Langkah tim putra Indonesia dalam ajang Thomas Cup 2026 harus terhenti secara prematur di fase grup. Dilansir dari Detik Sport, ini menjadi catatan paling buruk sepanjang sejarah keikutsertaan skuad Merah-Putih dalam turnamen bergengsi tersebut.
Kepastian tersingkirnya Jonatan Christie dan kawan-kawan terjadi pada Rabu (29/4/2026) dini hari WIB. Dalam laga penentuan yang berlangsung di Forum Horsens, Denmark, Indonesia dipaksa menyerah dengan skor telak 1-4 dari Prancis.
Indonesia kehilangan poin dalam empat pertandingan beruntun secara mengejutkan. Kekalahan dialami oleh tunggal putra Jonatan Christie, Alwi Farhan, serta Anthony Sinisuka Ginting yang gagal membendung dominasi pemain Prancis.

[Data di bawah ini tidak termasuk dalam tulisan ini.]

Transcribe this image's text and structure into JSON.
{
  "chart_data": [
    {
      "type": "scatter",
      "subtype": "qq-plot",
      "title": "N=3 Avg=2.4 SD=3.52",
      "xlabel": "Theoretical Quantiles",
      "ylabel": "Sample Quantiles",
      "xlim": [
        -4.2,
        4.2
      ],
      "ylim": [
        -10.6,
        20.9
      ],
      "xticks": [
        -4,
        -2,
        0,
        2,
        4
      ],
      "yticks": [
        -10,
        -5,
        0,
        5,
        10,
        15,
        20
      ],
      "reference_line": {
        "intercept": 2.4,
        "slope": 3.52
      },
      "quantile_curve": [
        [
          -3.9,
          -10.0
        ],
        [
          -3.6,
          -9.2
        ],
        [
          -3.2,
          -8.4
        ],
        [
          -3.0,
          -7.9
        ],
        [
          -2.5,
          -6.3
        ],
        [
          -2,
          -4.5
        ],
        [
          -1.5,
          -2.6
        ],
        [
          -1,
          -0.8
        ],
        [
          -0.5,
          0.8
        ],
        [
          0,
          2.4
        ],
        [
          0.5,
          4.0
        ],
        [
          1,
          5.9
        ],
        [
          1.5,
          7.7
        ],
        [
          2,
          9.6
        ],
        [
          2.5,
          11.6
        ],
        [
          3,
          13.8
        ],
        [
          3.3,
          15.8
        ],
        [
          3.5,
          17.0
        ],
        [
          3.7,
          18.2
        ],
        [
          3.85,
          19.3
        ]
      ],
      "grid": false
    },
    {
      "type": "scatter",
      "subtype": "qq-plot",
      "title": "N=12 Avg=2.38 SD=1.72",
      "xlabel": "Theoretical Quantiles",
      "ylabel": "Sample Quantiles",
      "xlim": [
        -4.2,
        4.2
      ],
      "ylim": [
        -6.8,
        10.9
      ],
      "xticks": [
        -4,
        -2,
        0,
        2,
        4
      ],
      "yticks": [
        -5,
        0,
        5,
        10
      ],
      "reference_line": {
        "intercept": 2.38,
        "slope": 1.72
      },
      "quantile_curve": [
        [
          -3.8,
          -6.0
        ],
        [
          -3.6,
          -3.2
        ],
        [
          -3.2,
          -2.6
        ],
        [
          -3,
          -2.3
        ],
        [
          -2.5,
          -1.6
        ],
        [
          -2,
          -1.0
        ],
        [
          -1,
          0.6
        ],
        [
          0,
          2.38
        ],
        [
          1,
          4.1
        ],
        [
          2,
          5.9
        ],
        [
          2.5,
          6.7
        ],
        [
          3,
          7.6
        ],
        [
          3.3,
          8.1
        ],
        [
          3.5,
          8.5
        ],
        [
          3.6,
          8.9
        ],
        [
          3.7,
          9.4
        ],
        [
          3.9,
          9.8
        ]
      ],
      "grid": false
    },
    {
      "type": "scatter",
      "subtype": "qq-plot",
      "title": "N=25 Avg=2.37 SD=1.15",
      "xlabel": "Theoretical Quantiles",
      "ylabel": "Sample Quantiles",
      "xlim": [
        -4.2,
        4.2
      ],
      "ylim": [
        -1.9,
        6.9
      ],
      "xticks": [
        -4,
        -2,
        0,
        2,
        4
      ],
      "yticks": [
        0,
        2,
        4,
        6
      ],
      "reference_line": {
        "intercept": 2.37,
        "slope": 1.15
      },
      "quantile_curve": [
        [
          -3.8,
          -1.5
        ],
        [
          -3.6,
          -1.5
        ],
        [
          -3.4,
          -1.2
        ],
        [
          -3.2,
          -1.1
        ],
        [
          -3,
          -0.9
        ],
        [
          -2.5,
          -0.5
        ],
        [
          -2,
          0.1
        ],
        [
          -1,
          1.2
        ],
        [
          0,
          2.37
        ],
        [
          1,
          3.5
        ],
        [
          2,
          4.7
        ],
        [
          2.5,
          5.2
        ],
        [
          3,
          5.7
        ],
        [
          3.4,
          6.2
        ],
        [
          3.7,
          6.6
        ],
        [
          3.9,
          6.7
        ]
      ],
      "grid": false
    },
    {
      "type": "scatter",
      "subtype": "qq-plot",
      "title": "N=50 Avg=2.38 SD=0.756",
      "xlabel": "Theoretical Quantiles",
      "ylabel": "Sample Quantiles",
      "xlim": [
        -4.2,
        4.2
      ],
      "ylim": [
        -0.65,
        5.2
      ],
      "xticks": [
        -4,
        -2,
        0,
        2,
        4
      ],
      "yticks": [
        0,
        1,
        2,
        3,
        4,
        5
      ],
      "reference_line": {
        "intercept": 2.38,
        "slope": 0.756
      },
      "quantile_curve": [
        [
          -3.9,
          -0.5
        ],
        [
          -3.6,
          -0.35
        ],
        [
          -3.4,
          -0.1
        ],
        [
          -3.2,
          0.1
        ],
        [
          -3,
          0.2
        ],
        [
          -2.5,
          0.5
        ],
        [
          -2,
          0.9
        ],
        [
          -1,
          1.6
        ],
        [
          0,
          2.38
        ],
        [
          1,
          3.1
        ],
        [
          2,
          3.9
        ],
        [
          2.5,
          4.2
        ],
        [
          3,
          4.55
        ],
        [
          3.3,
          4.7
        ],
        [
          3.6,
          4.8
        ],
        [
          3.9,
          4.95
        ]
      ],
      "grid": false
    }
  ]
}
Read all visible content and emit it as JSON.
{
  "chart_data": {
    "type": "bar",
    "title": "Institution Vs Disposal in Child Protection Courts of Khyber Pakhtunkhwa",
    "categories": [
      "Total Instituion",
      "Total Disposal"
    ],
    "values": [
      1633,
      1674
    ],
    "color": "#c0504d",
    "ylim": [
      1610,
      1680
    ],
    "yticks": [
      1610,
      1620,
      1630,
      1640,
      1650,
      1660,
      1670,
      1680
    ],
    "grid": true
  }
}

Hasil serupa juga menimpa pasangan ganda putra Sabar Karyaman Gutama/Mohammad Reza Pahlevi Isfahani. Mereka harus mengakui keunggulan ganda Prancis, Eloi Adam/Leo Rossi, dalam duel ketat di arena tersebut.
Satu-satunya kemenangan bagi Indonesia diraih oleh pasangan Fajar Alfian/Muhammad Shohibul Fikri. Mereka berhasil menundukkan Christo Popov/Toma Junior Popov pada partai kelima, yang sayangnya hanya menjadi hiburan di akhir laga.
Akibat kekalahan dari Prancis, Indonesia dipastikan finis di peringkat ketiga klasemen Grup D. Meski mengantongi dua kemenangan, perolehan tersebut tidak cukup untuk mengungguli Thailand yang melaju ke babak selanjutnya sebagai juara grup.
Momen ini menjadi sejarah kelam karena Indonesia dikenal sebagai 'raja' Thomas Cup dengan koleksi 14 gelar juara. Sejak pertama kali berpartisipasi pada 1958 hingga 2024, Indonesia tidak pernah gagal menembus fase gugur.
Sebelum kegagalan di tahun 2026 ini, pencapaian terendah Indonesia terjadi pada edisi 2012 saat terhenti di babak perempatfinal. Berikut adalah rekam jejak performa tim Indonesia sepanjang sejarah turnamen Thomas Cup:
| 14 kali | 2020 |
| 8 kali | 2024 |
| 7 kali | 2018 |
| 1 kali | 2012 |
| 1 kali | 2026 |
Hasil akhir pertandingan di fase grup menunjukkan dominasi Prancis yang berhasil mengunci kemenangan 4-1 atas Indonesia. Kekalahan ini secara resmi mengakhiri perjalanan skuad Merah-Putih dalam perburuan trofi Thomas Cup 2026.